No. of animals per sex per dose:

3 females per treatment step

Control animals:

yes

Details on study design:

- Duration of observation period following administration: 14 days
- Frequency of observations and weighing: Observations: 5x on test day 1 and 1x daily during days 2-15 post administration; Weighing: on test day 1 (pre-administration), day 8 (7 days post administration) and day 15 (14 days post administration).
- Necropsy of survivors performed: yes

Results and discussion

Mortality:

No pre-terminal deaths.

Clinical signs:

other: No clinical signs.

Gross pathology:

No abnormality was detected at necropsy in control and treatment groups.

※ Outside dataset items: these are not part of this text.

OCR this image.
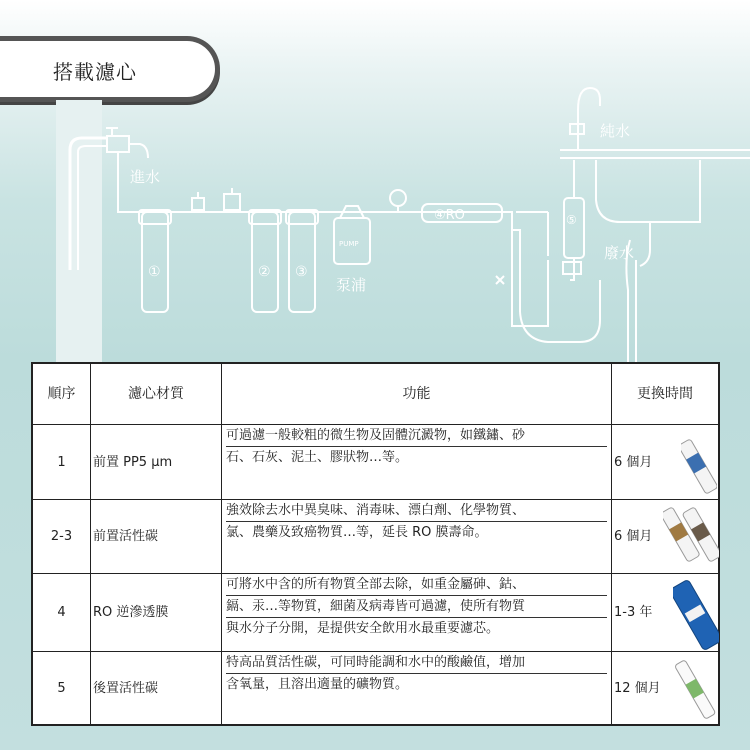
搭載濾心
進水
純水
廢水
泵浦
④RO
①	② ③
⑤
PUMP
順序	濾心材質	功能	更換時間
1	前置 PP5 µm
可過濾一般較粗的微生物及固體沉澱物，如鐵鏽、砂
石、石灰、泥土、膠狀物…等。	6 個月
2-3	前置活性碳
強效除去水中異臭味、消毒味、漂白劑、化學物質、
氯、農藥及致癌物質…等，延長 RO 膜壽命。	6 個月
4	RO 逆滲透膜
可將水中含的所有物質全部去除，如重金屬砷、鈷、
鎘、汞…等物質，細菌及病毒皆可過濾，使所有物質
與水分子分開，是提供安全飲用水最重要濾芯。
1-3 年
5	後置活性碳
特高品質活性碳，可同時能調和水中的酸鹼值，增加
含氧量，且溶出適量的礦物質。	12 個月
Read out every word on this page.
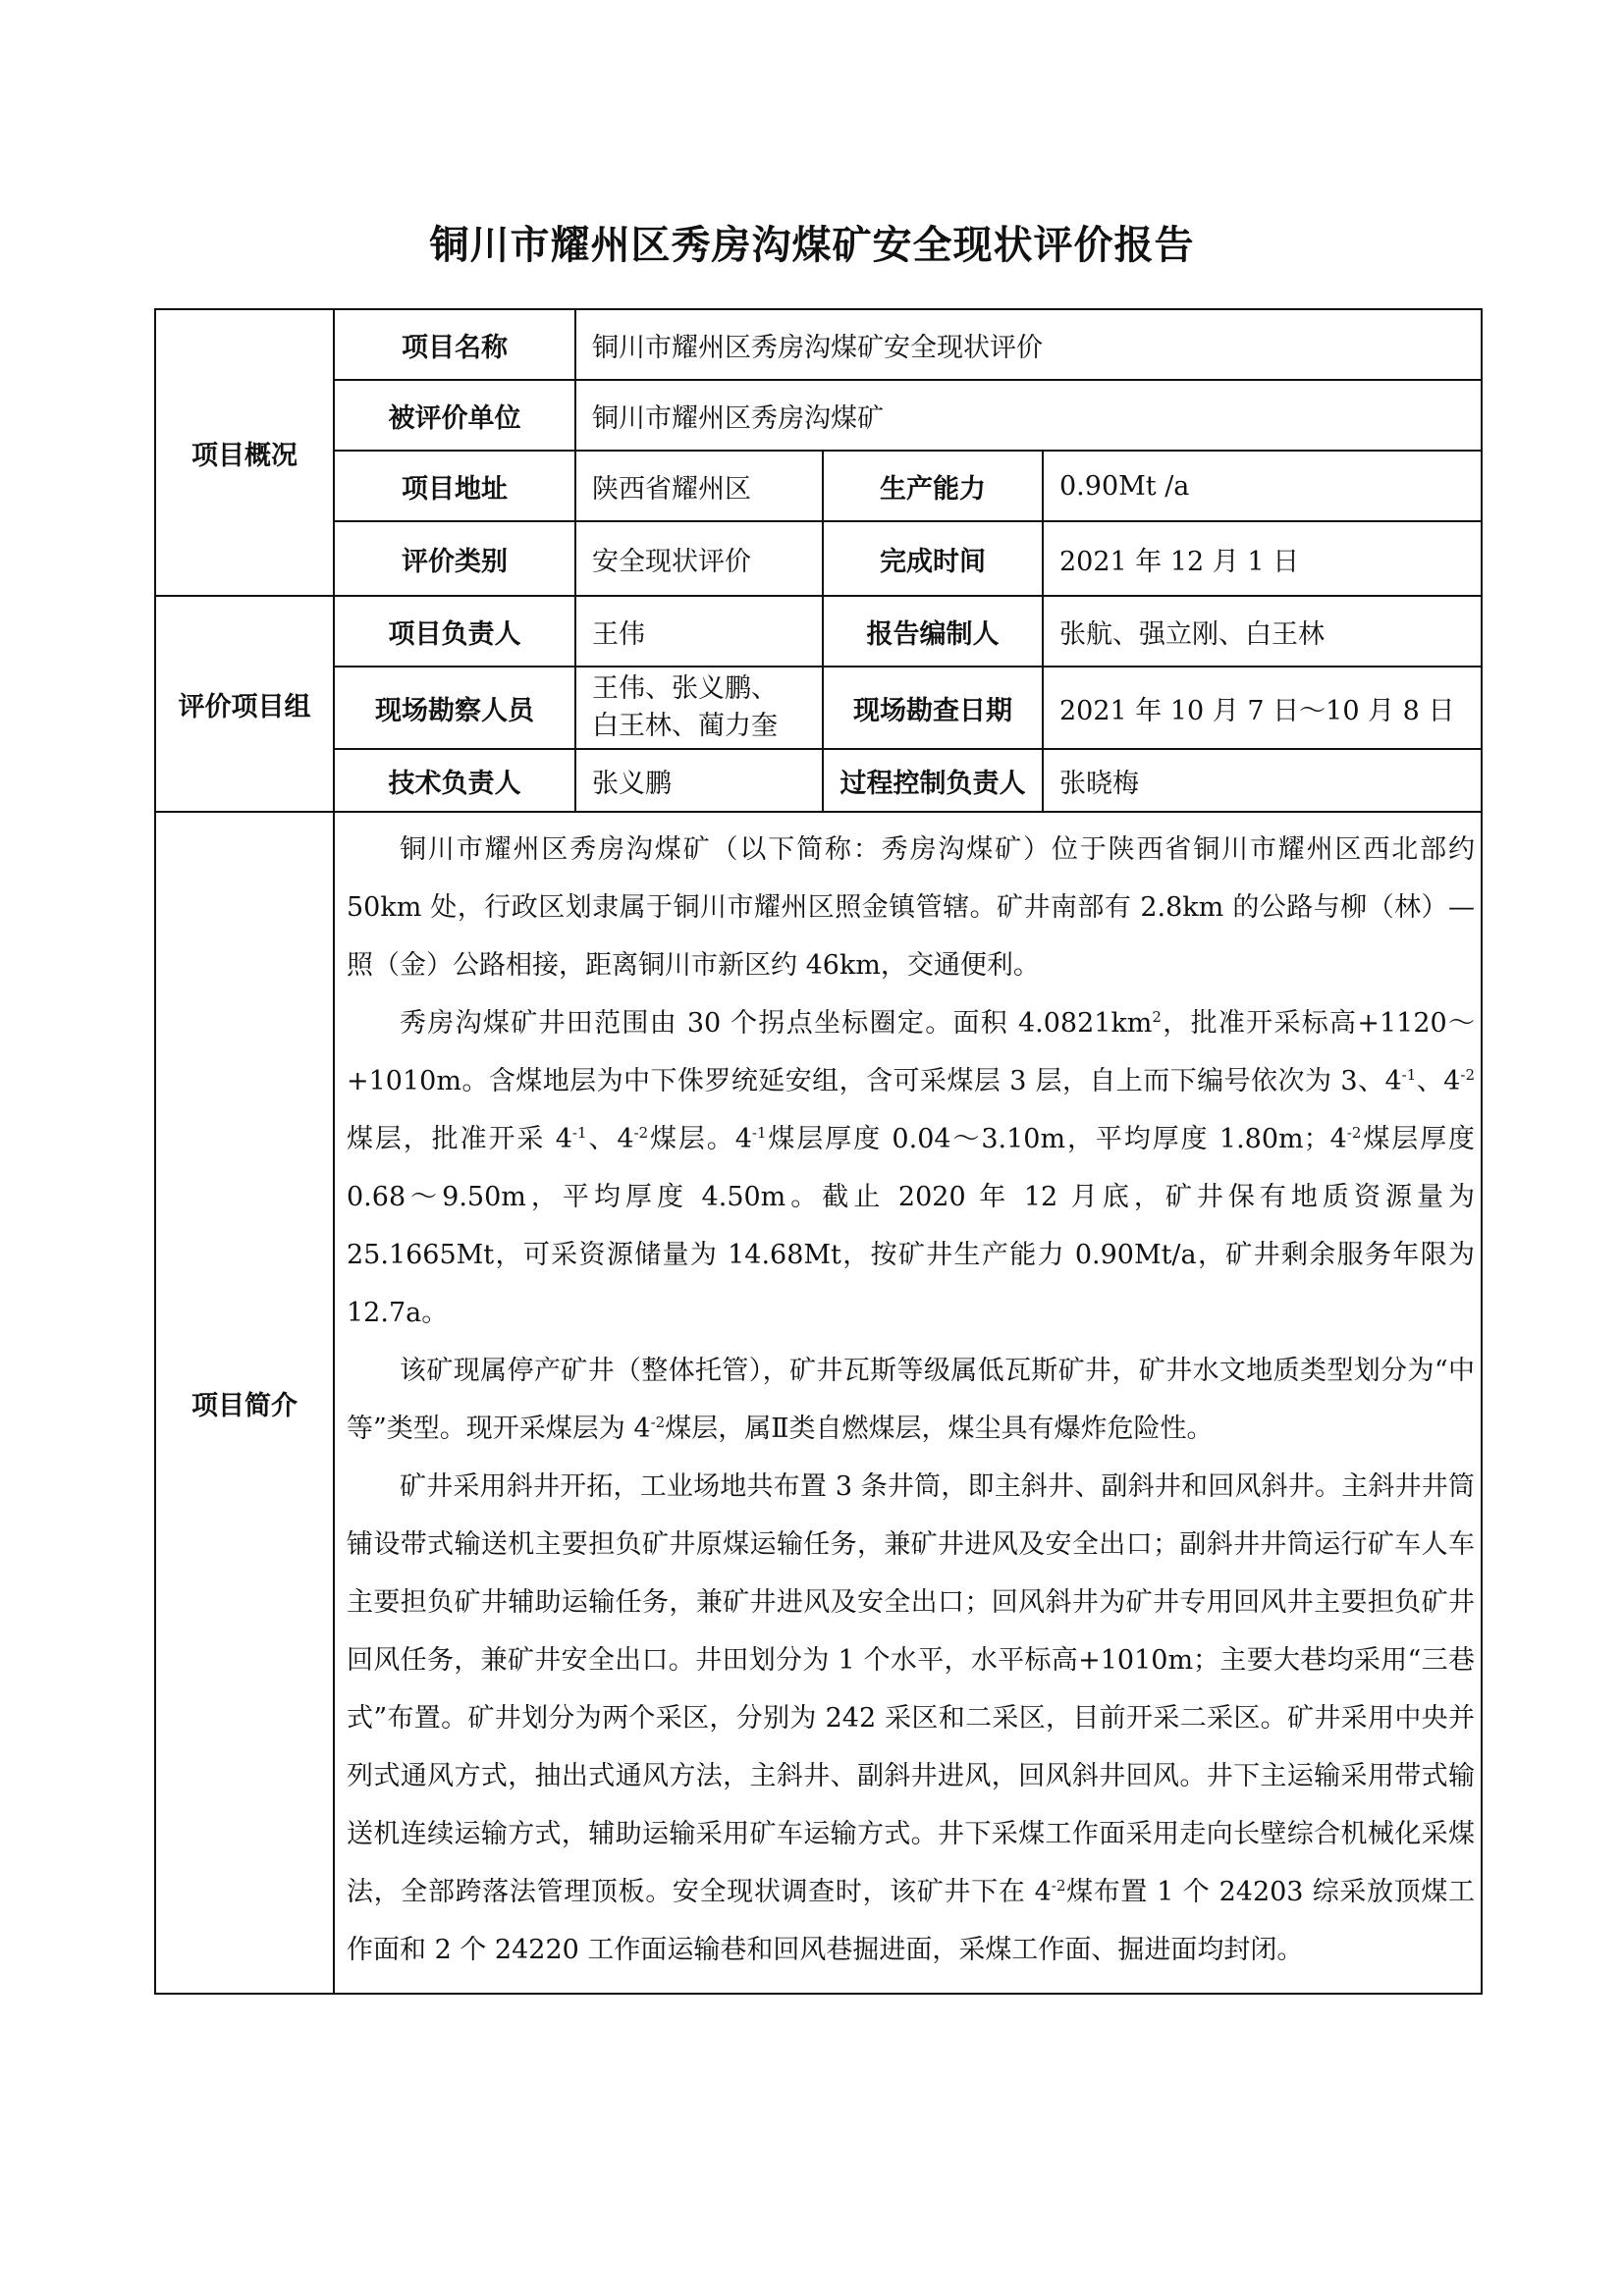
铜川市耀州区秀房沟煤矿安全现状评价报告
项目概况	项目名称	铜川市耀州区秀房沟煤矿安全现状评价		
	被评价单位	铜川市耀州区秀房沟煤矿		
	项目地址	陕西省耀州区	生产能力	0.90Mt /a
	评价类别	安全现状评价	完成时间	2021 年 12 月 1 日
评价项目组	项目负责人	王伟	报告编制人	张航、强立刚、白王林
	现场勘察人员	王伟、张义鹏、
白王林、蔺力奎	现场勘查日期	2021 年 10 月 7 日～10 月 8 日
	技术负责人	张义鹏	过程控制负责人	张晓梅
项目简介	铜川市耀州区秀房沟煤矿（以下简称：秀房沟煤矿）位于陕西省铜川市耀州区西北部约 50km 处，行政区划隶属于铜川市耀州区照金镇管辖。矿井南部有 2.8km 的公路与柳（林）—照（金）公路相接，距离铜川市新区约 46km，交通便利。

秀房沟煤矿井田范围由 30 个拐点坐标圈定。面积 $4.0821km^2$，批准开采标高+1120～+1010m。含煤地层为中下侏罗统延安组，含可采煤层 3 层，自上而下编号依次为 3、$4^{-1}$、$4^{-2}$煤层，批准开采 $4^{-1}$、$4^{-2}$煤层。$4^{-1}$煤层厚度 0.04～3.10m，平均厚度 1.80m；$4^{-2}$煤层厚度 0.68～9.50m，平均厚度 4.50m。截止 2020 年 12 月底，矿井保有地质资源量为 25.1665Mt，可采资源储量为 14.68Mt，按矿井生产能力 0.90Mt/a，矿井剩余服务年限为 12.7a。

该矿现属停产矿井（整体托管），矿井瓦斯等级属低瓦斯矿井，矿井水文地质类型划分为“中等”类型。现开采煤层为 $4^{-2}$煤层，属Ⅱ类自燃煤层，煤尘具有爆炸危险性。

矿井采用斜井开拓，工业场地共布置 3 条井筒，即主斜井、副斜井和回风斜井。主斜井井筒铺设带式输送机主要担负矿井原煤运输任务，兼矿井进风及安全出口；副斜井井筒运行矿车人车主要担负矿井辅助运输任务，兼矿井进风及安全出口；回风斜井为矿井专用回风井主要担负矿井回风任务，兼矿井安全出口。井田划分为 1 个水平，水平标高+1010m；主要大巷均采用“三巷式”布置。矿井划分为两个采区，分别为 242 采区和二采区，目前开采二采区。矿井采用中央并列式通风方式，抽出式通风方法，主斜井、副斜井进风，回风斜井回风。井下主运输采用带式输送机连续运输方式，辅助运输采用矿车运输方式。井下采煤工作面采用走向长壁综合机械化采煤法，全部跨落法管理顶板。安全现状调查时，该矿井下在 $4^{-2}$煤布置 1 个 24203 综采放顶煤工作面和 2 个 24220 工作面运输巷和回风巷掘进面，采煤工作面、掘进面均封闭。			
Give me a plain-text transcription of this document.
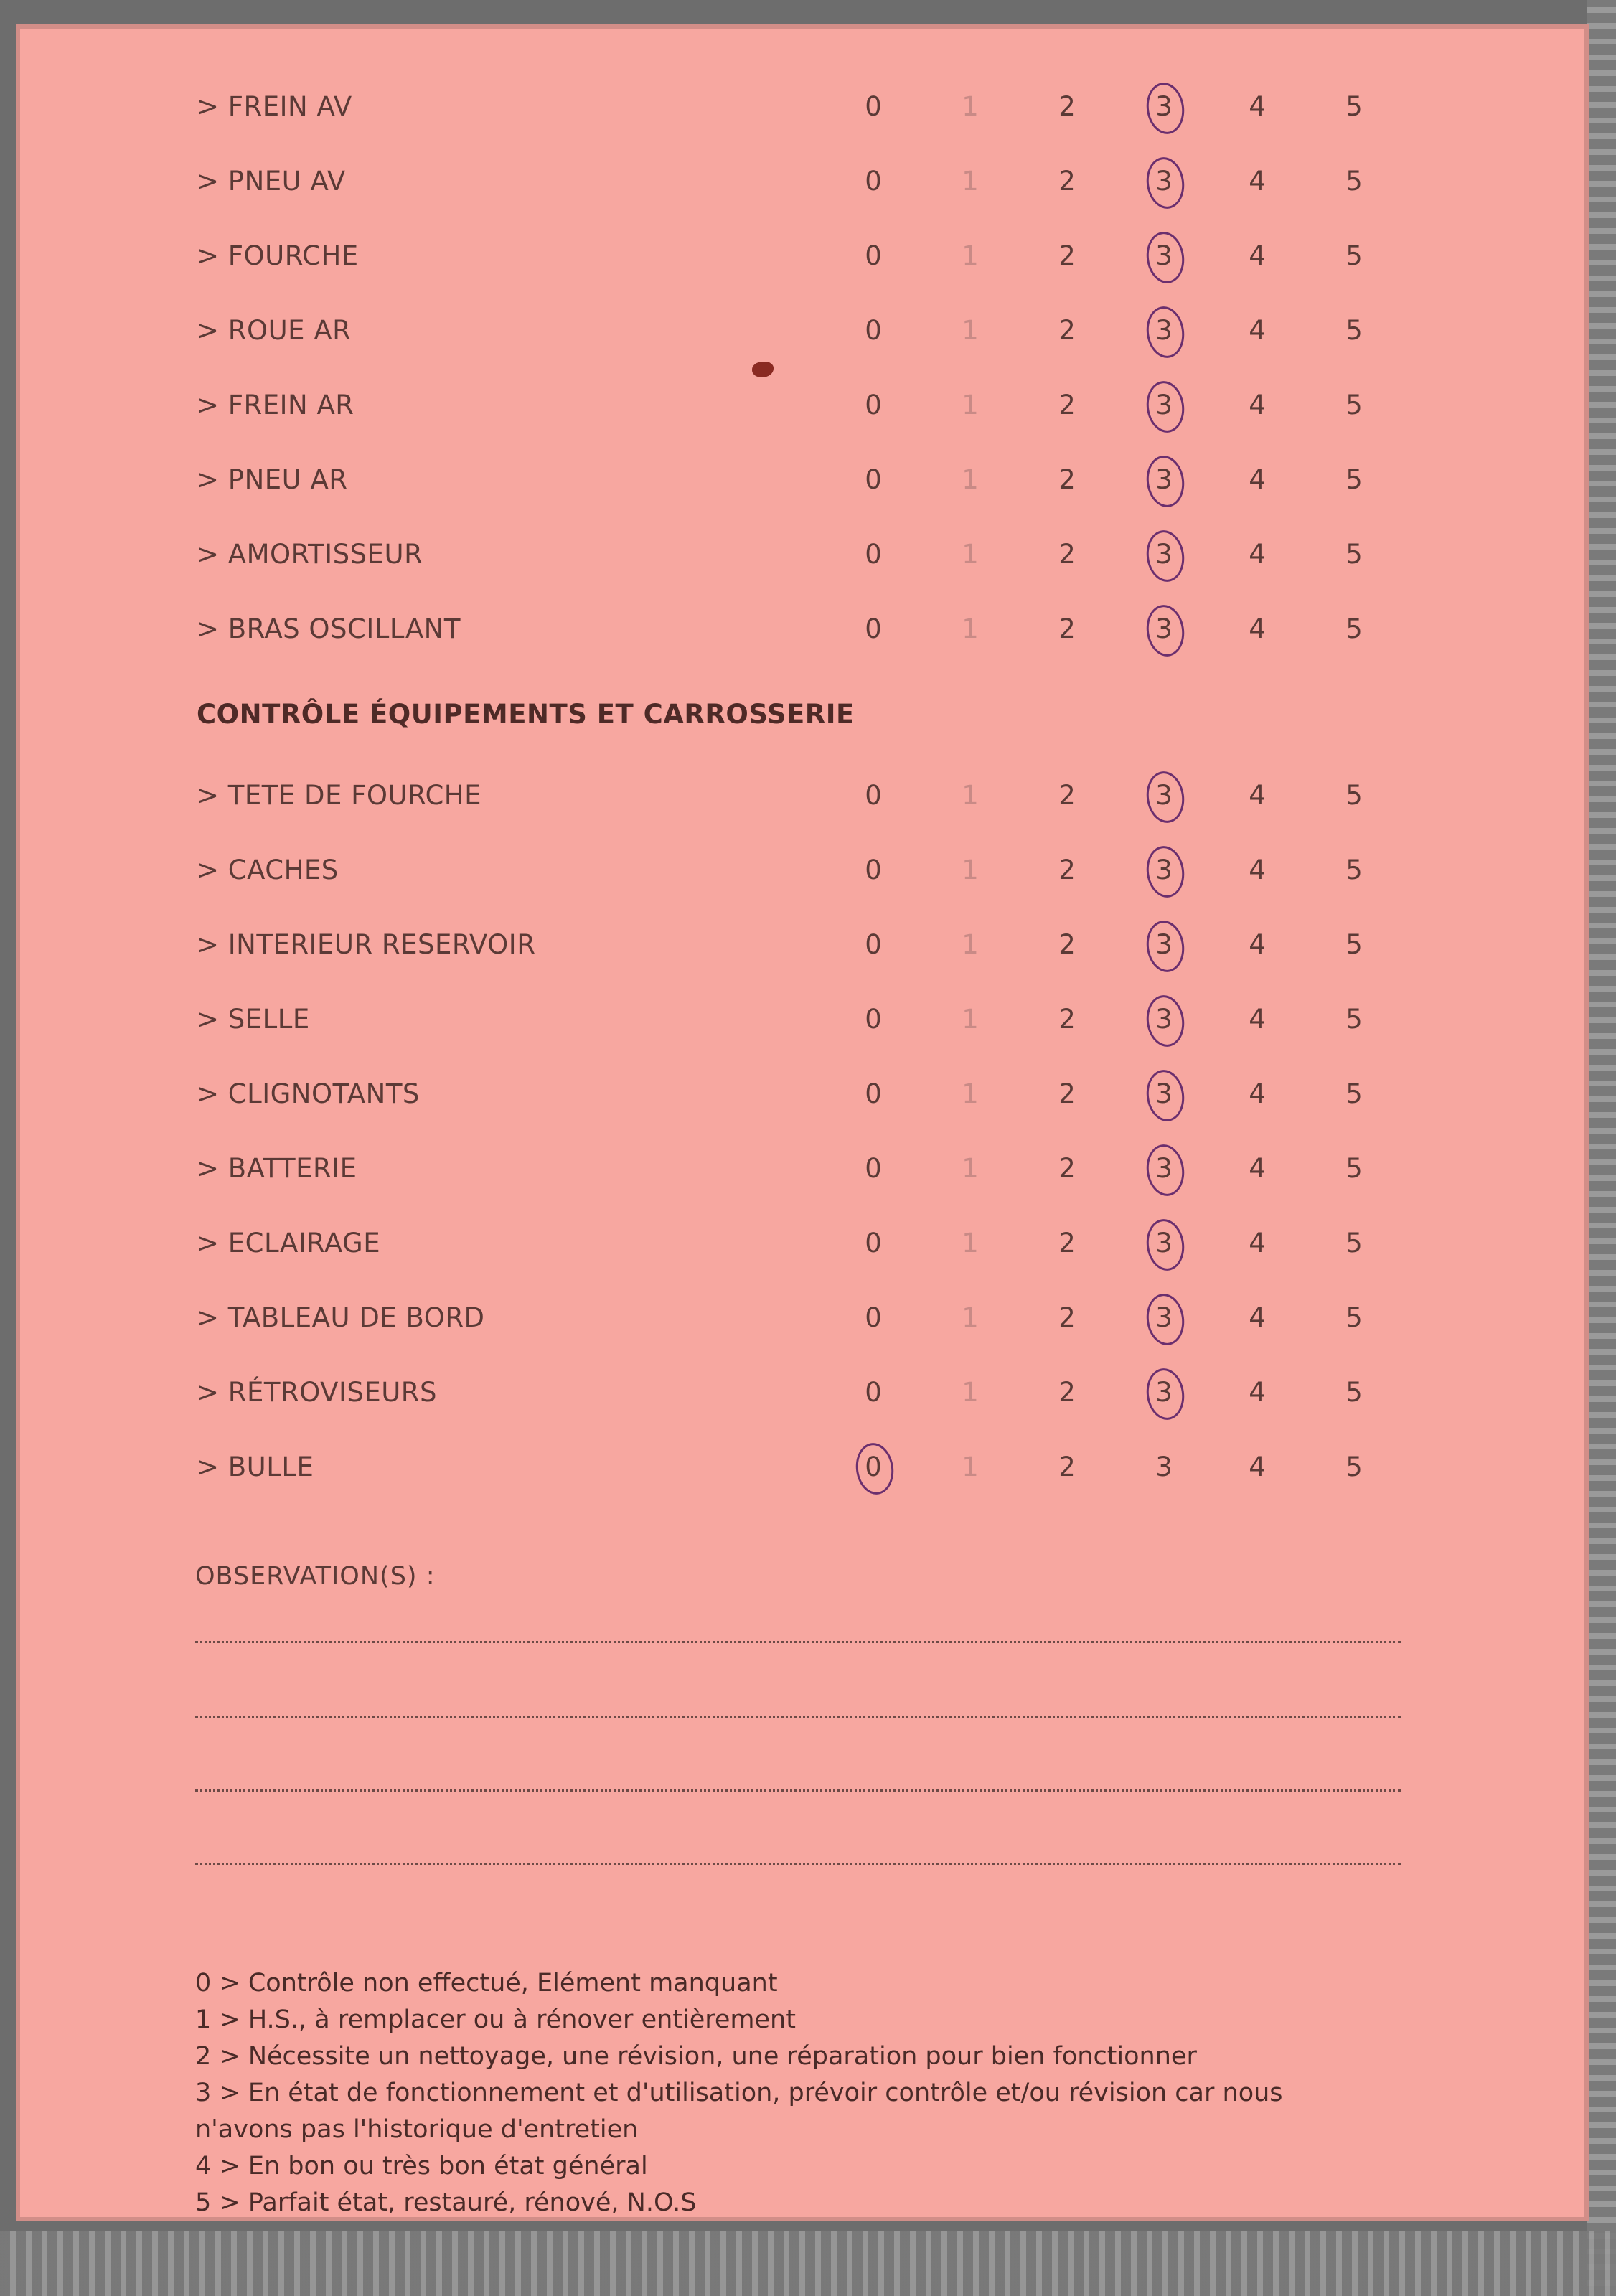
> FREIN AV	0	1	2	3	4	5
> PNEU AV	0	1	2	3	4	5
> FOURCHE	0	1	2	3	4	5
> ROUE AR	0	1	2	3	4	5
> FREIN AR	0	1	2	3	4	5
> PNEU AR	0	1	2	3	4	5
> AMORTISSEUR	0	1	2	3	4	5
> BRAS OSCILLANT	0	1	2	3	4	5
CONTRÔLE ÉQUIPEMENTS ET CARROSSERIE
> TETE DE FOURCHE	0	1	2	3	4	5
> CACHES	0	1	2	3	4	5
> INTERIEUR RESERVOIR	0	1	2	3	4	5
> SELLE	0	1	2	3	4	5
> CLIGNOTANTS	0	1	2	3	4	5
> BATTERIE	0	1	2	3	4	5
> ECLAIRAGE	0	1	2	3	4	5
> TABLEAU DE BORD	0	1	2	3	4	5
> RÉTROVISEURS	0	1	2	3	4	5
> BULLE	0	1	2	3	4	5
OBSERVATION(S) :
0 > Contrôle non effectué, Elément manquant
1 > H.S., à remplacer ou à rénover entièrement
2 > Nécessite un nettoyage, une révision, une réparation pour bien fonctionner
3 > En état de fonctionnement et d'utilisation, prévoir contrôle et/ou révision car nous
n'avons pas l'historique d'entretien
4 > En bon ou très bon état général
5 > Parfait état, restauré, rénové, N.O.S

Applicant's summary and conclusion

Interpretation of results:

not classified

Remarks:

Migrated information Criteria used for interpretation of results: EU

Conclusions:

Depanol I has an oral LD50 of >2000 mg/kg body weight and does not have to be classified as per CLP Regulation.

Executive summary:

The acute oral toxicity study with Depanol I in Wistar rats was tested according to the acute toxic class method. The test item suspended in corn oil was administered as oral gavage to overnight fasted (16 – 18 hours) 3 female rats at the dose of 2000 mg/kg body weight. Vehicle control group animals were administered corn oil. There were no toxic signs and pre-terminal deaths in treatment and control groups. Three additional female rats were tested at the same dose of 2000 mg/kg body weight. There were no toxic signs and pre-terminal deaths in treated and control groups. All animals of both groups gained body weight during 14 days observation period.

The rats of treatment and control groups were subjected to necropsy at termination and there were no abnormalities detected.

Based on the results of the present study, the test item, Depanol I has an oral LD50 of >2000 mg/kg body weight and does not have to be classified as per CLP Regulation.